Masonry can refer to either the building of a structure from masonry units (brick, concrete block, natural stone among other materials) or the masonry units themselves. We do not distribute the units but we do sell a variety of mortars or grouts for use with masonry units. Different types of mortars are suitable for various masonry units and it is important that the correct mortar is chosen for end-use requirements. These mortars differ in their compressive strengths, flexibility and bonding properties.
Type N Mortars
Typically a Type N mortar is used above grade in an exterior or interior wall with non-load- bearing purposes. It is generally used for clay brick or soft stone walls. Often you will see the term 1-1-6 in relation to Type N mortars, which refers to the mix design consisting of 1 part Portland cement, 1 part lime and 6 parts sand. It has a relatively low compressive strength that allows the mortar to crack under stress rather than the masonry unit itself as it is much easier to repair the mortar than the masonry units.
Type S Mortars
Type S mortars are for use below grade with typical examples being masonry foundation walls, retaining walls, sewers and manholes and brick pavers. Type S is much stronger than Type N with compressive strengths generally ranging from 1800 to 3000 psi. The mix design for Type S is 2-1-9, 2 parts Portland cement, 1 part lime and 9 parts sand.
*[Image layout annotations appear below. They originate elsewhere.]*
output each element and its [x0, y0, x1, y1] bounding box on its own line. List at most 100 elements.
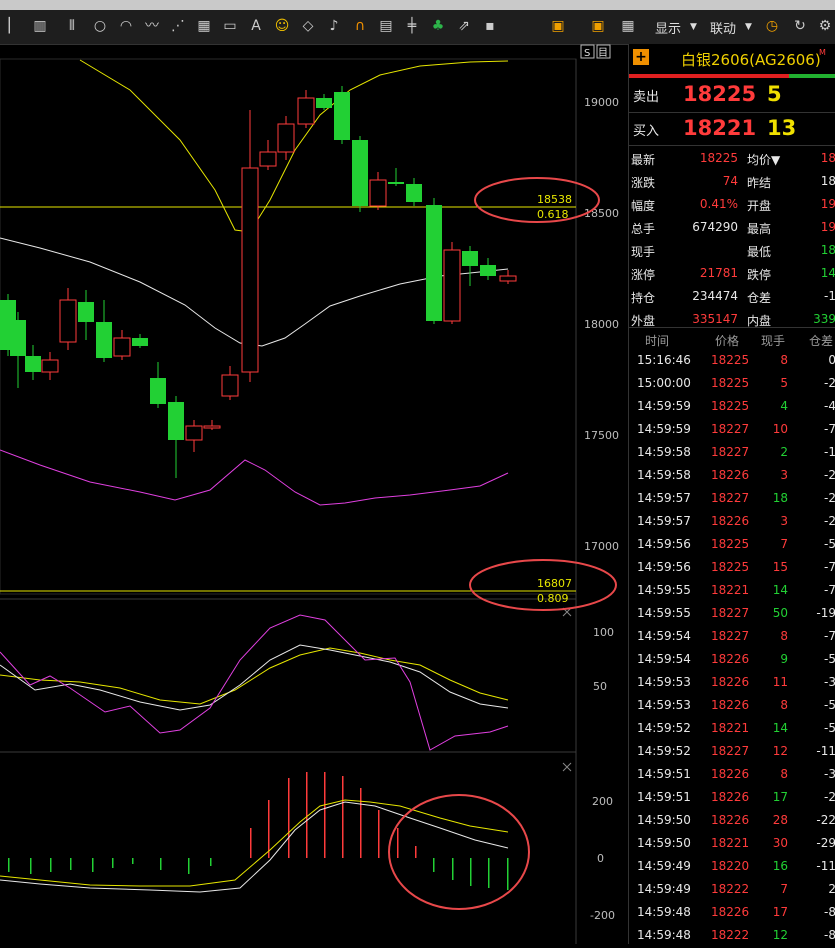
candle-body-up: [185, 425, 203, 441]
tick-row[interactable]: 14:59:52 18221 14 -5: [629, 718, 835, 741]
tick-time: 14:59:52: [637, 721, 691, 735]
tick-time: 14:59:53: [637, 698, 691, 712]
quote-value: 335147: [692, 312, 738, 326]
calendar-icon[interactable]: ▤: [376, 16, 396, 36]
bell-icon[interactable]: ♪: [324, 16, 344, 36]
close-icon[interactable]: [562, 762, 572, 772]
candle-body-up: [443, 249, 461, 322]
quote-value: 18: [820, 174, 835, 188]
tick-row[interactable]: 14:59:55 18221 14 -7: [629, 580, 835, 603]
tick-row[interactable]: 14:59:58 18226 3 -2: [629, 465, 835, 488]
tick-row[interactable]: 14:59:49 18220 16 -11: [629, 856, 835, 879]
tick-row[interactable]: 14:59:48 18226 17 -8: [629, 902, 835, 925]
fib-ratio-label: 0.809: [537, 592, 569, 605]
contract-header: + 白银2606(AG2606) M: [629, 44, 835, 74]
add-icon[interactable]: +: [633, 49, 649, 65]
tick-oi: -5: [824, 652, 835, 666]
kline-chart-area[interactable]: S 目 19000 18500 18000 17500 17000 100 50 200 0 -200…: [0, 44, 628, 944]
tick-oi: -4: [824, 399, 835, 413]
grid-icon[interactable]: ▦: [194, 16, 214, 36]
settings-icon[interactable]: ⚙: [815, 16, 835, 36]
refresh-icon[interactable]: ↻: [790, 16, 810, 36]
macd-dea-line: [0, 799, 509, 887]
vip-icon-1[interactable]: ▣: [548, 16, 568, 36]
tick-volume: 12: [772, 744, 788, 758]
eraser-icon[interactable]: ◇: [298, 16, 318, 36]
tick-price: 18220: [711, 859, 750, 873]
fan-icon[interactable]: ⋰: [168, 16, 188, 36]
tick-row[interactable]: 14:59:59 18225 4 -4: [629, 396, 835, 419]
tick-time: 14:59:48: [637, 928, 691, 942]
display-menu[interactable]: 显示: [655, 18, 681, 37]
alarm-clock-icon[interactable]: ◷: [762, 16, 782, 36]
tick-row[interactable]: 14:59:57 18226 3 -2: [629, 511, 835, 534]
bars-icon[interactable]: ▥: [30, 16, 50, 36]
chart-canvas[interactable]: S 目 19000 18500 18000 17500 17000 100 50 200 0 -200…: [0, 44, 628, 944]
tick-price: 18227: [711, 491, 750, 505]
ticks-header-volume: 现手: [761, 334, 786, 348]
tick-row[interactable]: 14:59:57 18227 18 -2: [629, 488, 835, 511]
buy-volume: 13: [767, 116, 797, 140]
tick-row[interactable]: 14:59:51 18226 17 -2: [629, 787, 835, 810]
link-menu[interactable]: 联动: [710, 18, 736, 37]
quote-value: 19: [820, 220, 835, 234]
tick-time: 14:59:56: [637, 537, 691, 551]
tick-price: 18221: [711, 583, 750, 597]
tick-oi: -5: [824, 721, 835, 735]
tick-row[interactable]: 14:59:53 18226 8 -5: [629, 695, 835, 718]
tick-row[interactable]: 14:59:52 18227 12 -11: [629, 741, 835, 764]
export-icon[interactable]: ⇗: [454, 16, 474, 36]
tick-row[interactable]: 14:59:55 18227 50 -19: [629, 603, 835, 626]
buy-price: 18221: [683, 116, 757, 140]
clover-icon[interactable]: ♣: [428, 16, 448, 36]
tick-row[interactable]: 14:59:56 18225 15 -7: [629, 557, 835, 580]
macd-bar-negative: [210, 858, 212, 866]
tick-row[interactable]: 14:59:48 18222 12 -8: [629, 925, 835, 948]
wave-icon[interactable]: 〰: [142, 16, 162, 36]
tick-row[interactable]: 15:16:46 18225 8 0: [629, 350, 835, 373]
quote-value: 18: [820, 151, 835, 165]
tick-volume: 15: [772, 560, 788, 574]
circle-icon[interactable]: ○: [90, 16, 110, 36]
price-axis-tick: 19000: [584, 96, 619, 109]
tick-price: 18225: [711, 399, 750, 413]
magnet-icon[interactable]: ∩: [350, 16, 370, 36]
grid-layout-icon[interactable]: ▦: [618, 16, 638, 36]
vertical-line-icon[interactable]: ▏: [4, 16, 24, 36]
macd-bar-negative: [507, 858, 509, 890]
macd-bar-positive: [324, 772, 326, 858]
tick-row[interactable]: 14:59:54 18227 8 -7: [629, 626, 835, 649]
tick-row[interactable]: 14:59:50 18226 28 -22: [629, 810, 835, 833]
tick-row[interactable]: 14:59:50 18221 30 -29: [629, 833, 835, 856]
multi-line-icon[interactable]: ⦀: [62, 16, 82, 36]
tick-time: 14:59:59: [637, 422, 691, 436]
macd-bar-positive: [306, 772, 308, 858]
split-icon[interactable]: ╪: [402, 16, 422, 36]
text-icon[interactable]: A: [246, 16, 266, 36]
smiley-icon[interactable]: ☺: [272, 16, 292, 36]
tick-price: 18227: [711, 744, 750, 758]
tick-row[interactable]: 14:59:49 18222 7 2: [629, 879, 835, 902]
tick-time: 14:59:59: [637, 399, 691, 413]
more-icon[interactable]: ▪: [480, 16, 500, 36]
tick-row[interactable]: 14:59:58 18227 2 -1: [629, 442, 835, 465]
tick-row[interactable]: 14:59:56 18225 7 -5: [629, 534, 835, 557]
tick-row[interactable]: 14:59:54 18226 9 -5: [629, 649, 835, 672]
candle-body-down: [334, 92, 350, 140]
sell-volume: 5: [767, 82, 782, 106]
ruler-icon[interactable]: ▭: [220, 16, 240, 36]
tick-row[interactable]: 15:00:00 18225 5 -2: [629, 373, 835, 396]
arc-icon[interactable]: ◠: [116, 16, 136, 36]
quote-value: -1: [824, 289, 835, 303]
quote-value: 18: [820, 243, 835, 257]
tick-row[interactable]: 14:59:51 18226 8 -3: [629, 764, 835, 787]
macd-bar-negative: [30, 858, 32, 874]
macd-bar-positive: [250, 828, 252, 858]
tick-time: 15:16:46: [637, 353, 691, 367]
s-button: S: [584, 48, 590, 59]
tick-price: 18226: [711, 514, 750, 528]
vip-icon-2[interactable]: ▣: [588, 16, 608, 36]
tick-row[interactable]: 14:59:53 18226 11 -3: [629, 672, 835, 695]
candle-body-up: [259, 151, 277, 167]
tick-row[interactable]: 14:59:59 18227 10 -7: [629, 419, 835, 442]
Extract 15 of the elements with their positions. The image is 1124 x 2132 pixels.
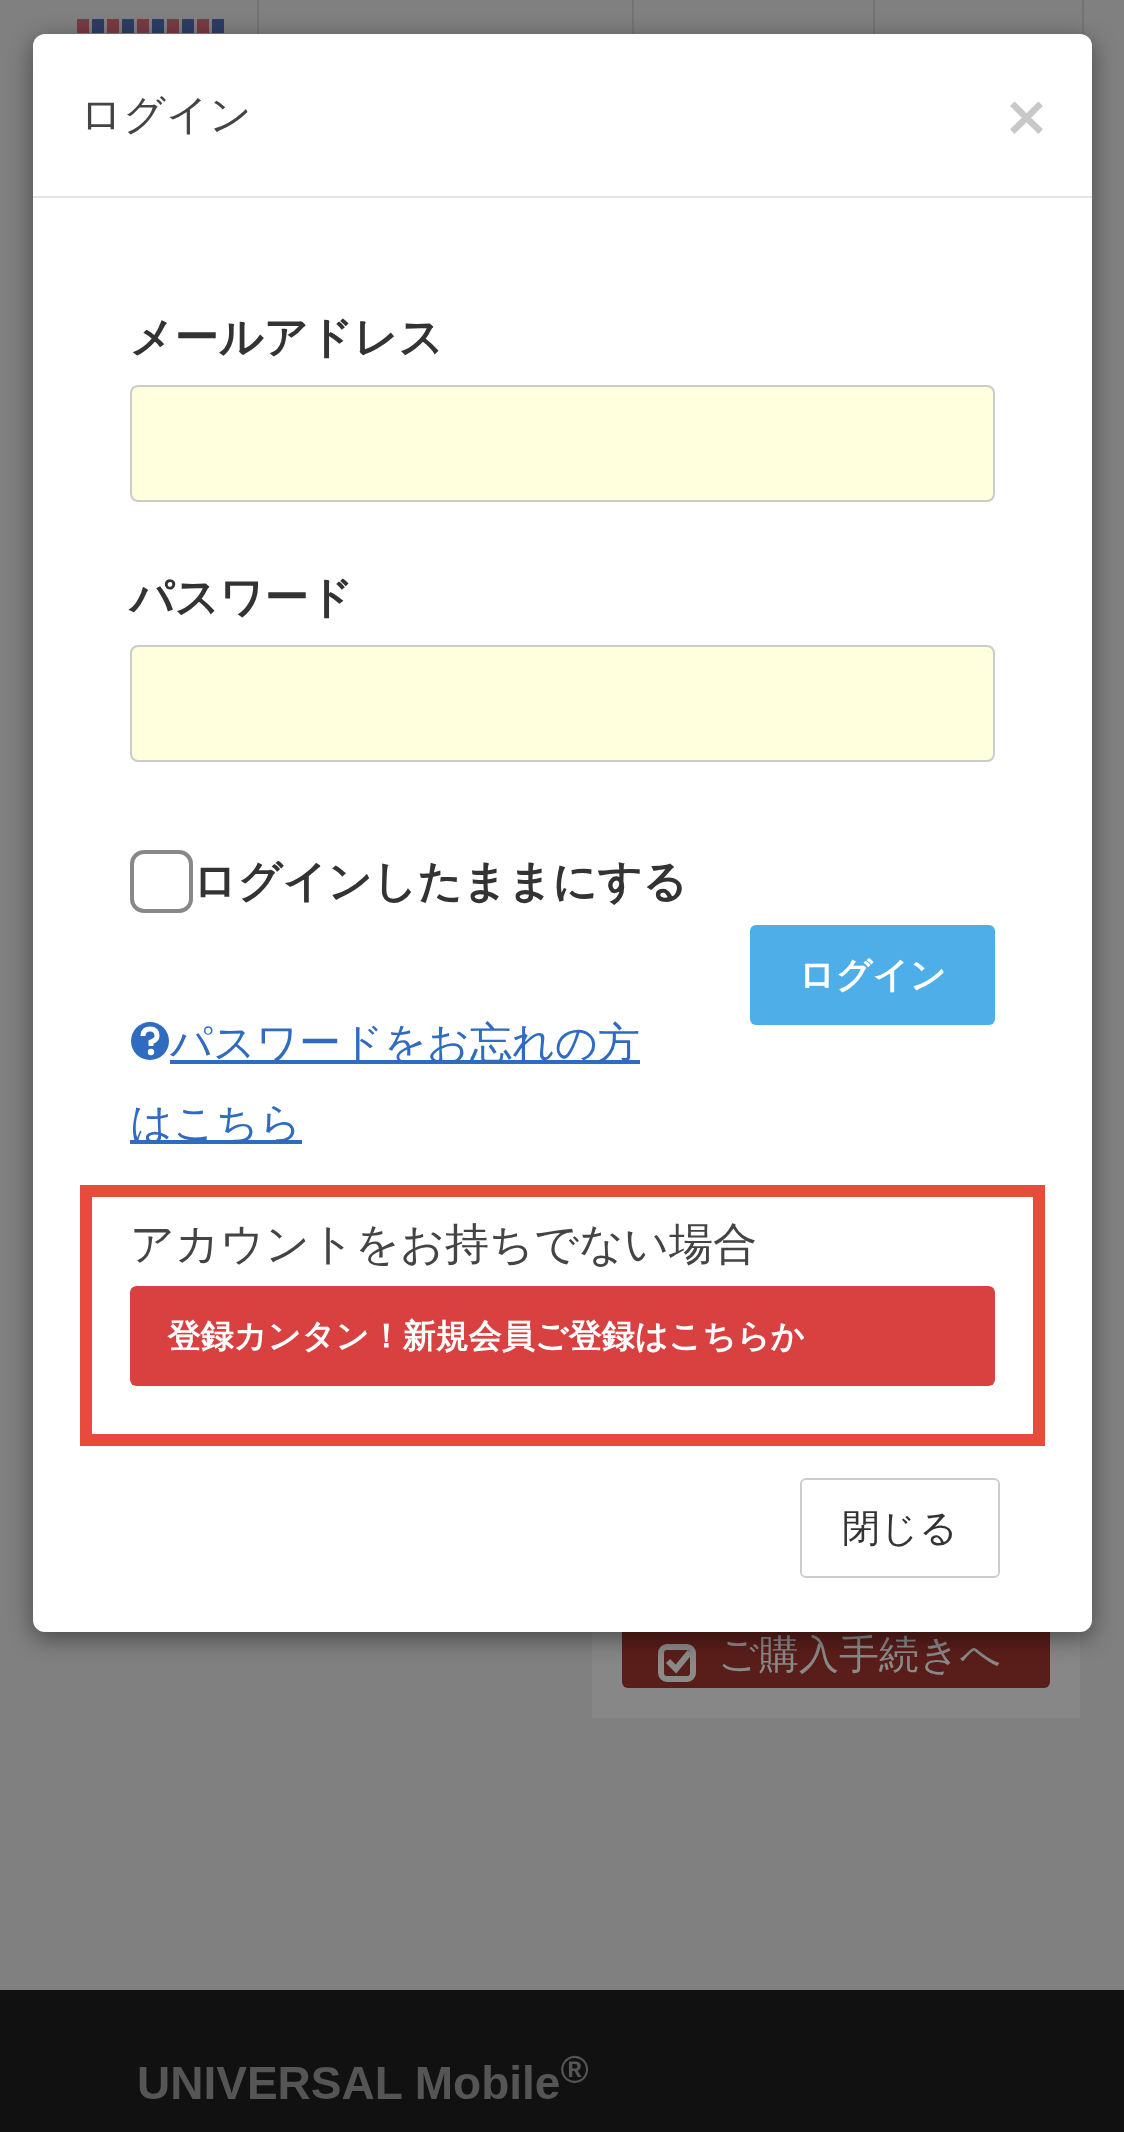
help-icon	[130, 1021, 170, 1061]
signup-button[interactable]: 登録カンタン！新規会員ご登録はこちらか	[130, 1286, 995, 1386]
brand-logo: UNIVERSAL Mobile$^{®}$	[137, 2048, 589, 2111]
input-field[interactable]	[130, 385, 995, 502]
dialog-title: ログイン	[80, 89, 252, 141]
field-label: メールアドレス	[130, 310, 445, 364]
flag-banner-icon	[77, 19, 224, 33]
checkbox-label: ログインしたままにする	[193, 854, 688, 908]
field-label: パスワード	[130, 570, 355, 624]
close-button[interactable]: 閉じる	[800, 1478, 1000, 1578]
signup-prompt: アカウントをお持ちでない場合	[130, 1217, 758, 1271]
login-button[interactable]: ログイン	[750, 925, 995, 1025]
checkbox[interactable]	[130, 850, 193, 913]
input-field[interactable]	[130, 645, 995, 762]
checkbox-icon	[658, 1644, 696, 1682]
Masonry grouts or core fill grouts are used to reinforce hollow concrete masonry units (CMU’s), commonly referred to as block walls. The grout is poured into the hollow cavities of the block wall during construction. It is a fluid cementitious non-shrink material designed to reinforce CMU’s to increase the strength of the wall as well as bonding the adjacent CMU’s to each other and any steel reinforcement that may be used within the wall.
There are also specialty mortars that are used occasionally, Type O, M and rarely Type K. The Type O features low compressive strength at around 350 psi, used typically for interior non-load-bearing walls, similar in use to Type N. Type O however is primarily used in repointing applications due to it’s nice consistency and easy application for that type of work. Type O is generally used for interior non-load-bearing walls as well. The rarely used Type K is designed for use with historical restoration projects and has an extremely low compressive strength as was typical when ancient or historical buildings were built.